Last Updated: Friday - 09/24/2010
Week of April 7, 2003
Iraq conflict demands action
Pray that this war gives way to peace
By BISHOP FRED HENRY
The tragic situation of the war in Iraq fills me with a profound sadness and desolation as it has already caused incredible suffering, with the promise of more to come, and constitutes a profound defeat for humanity.
War is never just another means that one can chose to employ for settling differences between nations, even when it is a matter of ensuring the common good, except as the very last option, in accordance with very strict conditions, and taking into account all the consequences for the civilian population.
The United Nations Charter, customary international law and precedent-setting case law all take a narrow view of the use of force for self-defence. An exception for pre-emptive action can be justified only when the threat of attack is instant, overwhelming and leaving no choice of means and no moment for deliberation.
The just war theory warrants pre-emptive force only when there is a manifest intent to injure, a degree of active preparation that makes that intent a positive danger and a general situation in which waiting or doing anything other than fighting greatly magnifies the risk. These conditions were not met in the case of Iraq.
Despite the argument that the war against terror is a totally new kind of war, weapons of mass destruction have been around for centuries. Biological weapons and chemical weapons have been around at least since the First World War and nuclear weapons have been with us for over 50 years. Moral limitations do not disappear in the light of technological innovations.
Despite the rhetoric - "when it comes to our security, we don't need anybody's permission. This is the last phase of diplomacy" - this crisis belongs to the world, and it is for the world to solve, not just the United States and Britain. Regrettably, at a time when great patience was needed, it was found wanting.
In its absence, there has been no shortage of finger pointing and name-calling. It is as wrong to accuse the Russians, French and Germans of simply acting out of self-interested motives as it is to accuse the Americans of being chiefly concerned with oil.
Collectively, we are all "morons" for allowing this to happen, and lacking in "statesmanship."
As a Canadian, I applaud the efforts of the Canadian government not to become involved in this conflict, and the prime minister in every undertaking toward international solidarity and enduring peace in our world.
As a churchman in this troubled time, I invite all people of good will and all my fellow Catholics during this Lent to pray that war give way to peace and that the innocent be spared from its most devastating effects.
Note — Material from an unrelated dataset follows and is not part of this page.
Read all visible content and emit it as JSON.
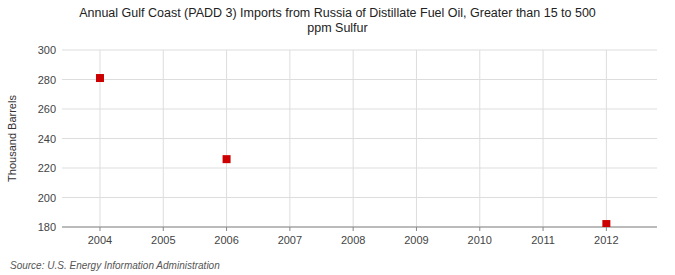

As a believer, I have prayed repeatedly: "Eternal God, in whose perfect kingdom no sword is drawn but the sword of righteousness, no strength known but the strength of love; so mightily spread abroad your Spirit, that all peoples may be gathered under the banner of the Prince of Peace, as children of one Father; to whom be dominion and glory, now and forever. Amen."
As a humanitarian, I am moved to try to do something about the expected outcome of the war. Most aid agencies, including the United Nations offices, agree that war will intensify the humanitarian crisis in Iraq.
The civilian population in Iraq is already extremely vulnerable due to shortages and lack of infrastructure caused by the first Gulf War in 1991 and the following 12 years of embargo.
According to the most recent report published by Human Rights Watch, Iraq faces acute food shortages, as well as a serious lack of shelter, clean water and medicines to respond to the needs of its population.
In 2002, UNICEF found that one-third of children in the south and centre of Iraq suffered from chronic malnutrition.
As a result of the war, hundreds of thousands will require medical treatment for traumatic injuries.
Civilian deaths never end with the last bombs. Human suffering persists as health problems multiply due to lack of infrastructure and the lack of refrigeration, electricity and sewage treatment.
The expected scale of the situation is directly dependent on the intensity and duration of the conflict. The United Nations estimates are that the number of internally displaced persons could increase to two million and the refugees outside the country could reach between 600,000 and 1.5 million.
As an expression of solidarity with my suffering brothers and sisters, I have made a financial donation to the Canadian Catholic Organization for Development and Peace (a member of Caritas Internationalis) to lend support to a variety of humanitarian assistance activities. I invite you to do the same.
I have made a financial donation to the Canadian Catholic Organization for Development and Peace (a member of Caritas Internationalis) to lend support to a variety of humanitarian assistance activities.